Oshikango economy goes from bad to worse

29 April 2016 | Business

The Oshikango business district in the border town of Helao Nafidi in the Ohangwena Region is falling apart.
Export, wholesale and retail businesses are closing at an alarming rate following a drastic decline in customers from Namibia’s northern neighbour.
At least 50% of Chinese-owned shops have closed. Many of those that remain have retrenched their Namibian workers.
“Many Chinese-owned shops have closed their doors while others have reduced their Namibian workforce. In most shops around here only Chinese nationals remain,” said a security guard at one of the Chinese-owned shops, who was only prepared to identify himself as Erastus.

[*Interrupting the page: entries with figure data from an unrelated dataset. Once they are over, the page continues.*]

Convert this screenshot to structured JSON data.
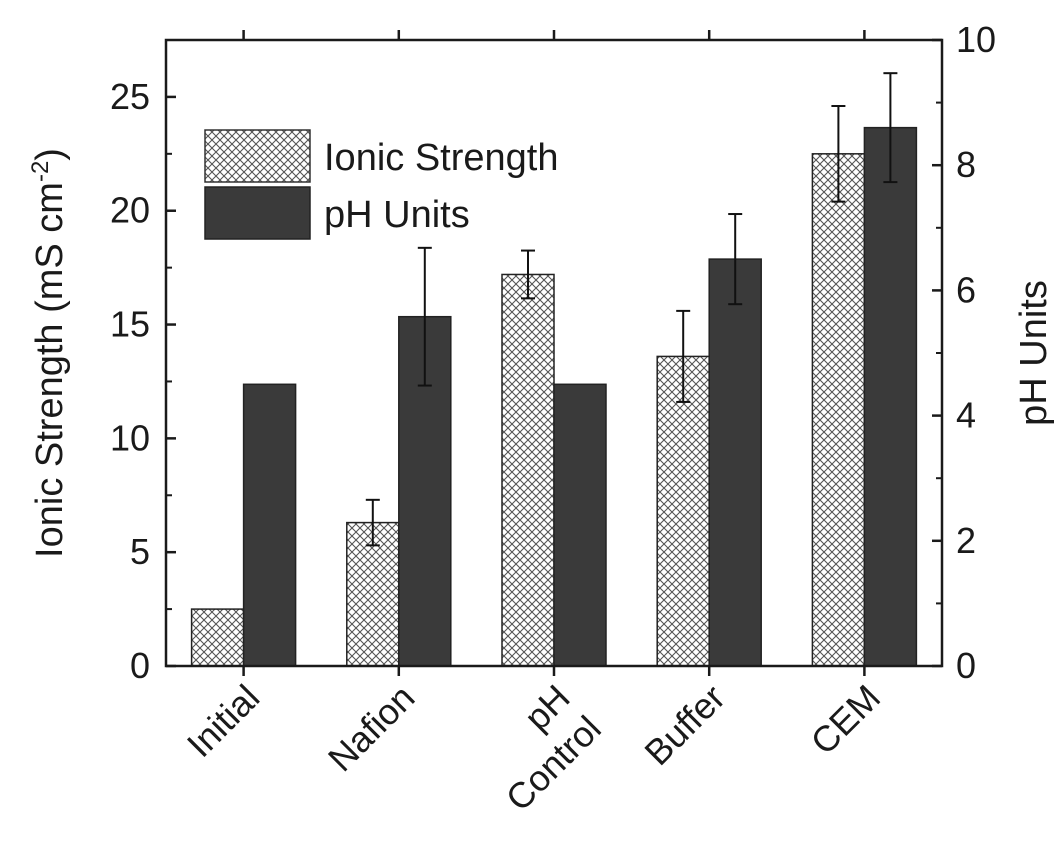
{
  "chart_data": {
    "type": "bar",
    "categories": [
      [
        "Initial"
      ],
      [
        "Nafion"
      ],
      [
        "pH",
        "Control"
      ],
      [
        "Buffer"
      ],
      [
        "CEM"
      ]
    ],
    "series": [
      {
        "name": "Ionic Strength",
        "axis": "left",
        "pattern": "crosshatch",
        "values": [
          2.5,
          6.3,
          17.2,
          13.6,
          22.5
        ],
        "errors": [
          null,
          1.0,
          1.05,
          2.0,
          2.1
        ]
      },
      {
        "name": "pH Units",
        "axis": "right",
        "color": "#3a3a3a",
        "values": [
          4.5,
          5.58,
          4.5,
          6.5,
          8.6
        ],
        "errors": [
          null,
          1.1,
          null,
          0.72,
          0.87
        ]
      }
    ],
    "y_left": {
      "label_main": "Ionic Strength (mS cm",
      "label_sup": "-2",
      "label_end": ")",
      "ylim": [
        0,
        27.5
      ],
      "ticks": [
        "0",
        "5",
        "10",
        "15",
        "20",
        "25"
      ],
      "tick_values": [
        0,
        5,
        10,
        15,
        20,
        25
      ]
    },
    "y_right": {
      "label": "pH Units",
      "ylim": [
        0,
        10
      ],
      "ticks": [
        "0",
        "2",
        "4",
        "6",
        "8",
        "10"
      ],
      "tick_values": [
        0,
        2,
        4,
        6,
        8,
        10
      ]
    },
    "legend_position": "top-left",
    "grid": false
  }
}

Another Chinese shop employee, Nikodemus Andreas, said he has been working for his current employer for 10 years.
“Things were going well until last year. What is happening now is shocking. The crisis started when the number of our Angolan customers started falling because of the state of affairs in Angola,” he said.
He further said that the Chinese businesspeople who closed their shops have not left the country. “Some moved either to Oshakati or to Outapi where business prospects are still good,” he said.
Export businesses in the Oshikango EPZ (Economic Processing Zone) are also badly affected.
Speaking to Ewi lyaNooli on condition of anonymity, a junior manager of Sigma Trading said the Oshikango business community did everything possible to avert the worst, but there appeared to be no solution to the crisis. “Only a lot of promises from government,” he said.
He said it was easy for the Chinese shop owners to just pack and go but the businesses in the EPZ could not just move out like that.
“We will wait until June but if things do not improve we will, unfortunately, also have no other alternative but to close,” he said.
This state of affairs at Oshikango is ascribed to the devaluation of the Angolan kwanza, apparently precipitated by a sharp drop in crude oil prices.
The Angolan kwanza has depreciated further against the Namibia dollar, currently standing at N$1/KZ29 compared to N$1/KZ25 a month ago.
This depreciation of the Angolan currency and the alleged failure by many Angolan employers to pay workers’ salaries have eroded Angolans’ buying power.
Diamond Bhanji of the Ezzy Import and Export CC said the crisis did not only affect Oshikango. “This is not about Namibia and Angola either. This is a global economic crisis. All exporting countries are in trouble,” he said.
He detailed how the current crisis directly and indirectly affected an entire chain of businesses in Namibia.
“We here at Oshikango are not doing business. We are therefore no longer importing goods. This in turn affects TransNamib and NamPort, and the government also loses out on import taxes,” he said.
He further said that at the local level, the crisis affected all kinds of businesses.
“Foreign buyers who used to book into local hotels are no more. They also used to buy their groceries from local supermarkets, had their hair done at local salons and filled up their cars at local service stations. All those businesses are losing out now,” he said.
Bhanji said neither the Namibian nor the Angolan government was to blame for the crisis.
He said the Namibian government, through the relevant ministries and the Offshore Development Company (ODC), was doing its best to help the businesses at Oshiakango EPZ.
The ODC board has accepted a request from the EPZ businesses and has reduced their rent for warehouses, office space and houses.
The reduction came into effect on 1 March 2016.
“We trust that the revised rental rates will bring some relief in your operations and wish you success in your business endeavour,” said Phillip Namundjebo, the acting chief executive officer of the ODC in a letter seen by Ewi lyaNooli.
Car dealer Tarek Sbeiti of Byblos Motor Trading said the situation was going from bad to worse.
He said the currency-conversion agreement between the Bank of Namibia and Banco Nacional de Angola was a good idea that would have benefited Oshikango in the long run, but its implementation was catastrophic and contributed to the current crisis.
“Unscrupulous people came from nowhere with bags and suitcases full of Angolan kwanzas, exploited the system and disappeared,” he said.
He said such people were not exchanging Namibian dollars to buy here but rather to take the money to a thriving black market across the border.
“This appears to have been a carefully planned sabotage and needs to be investigated,” he said.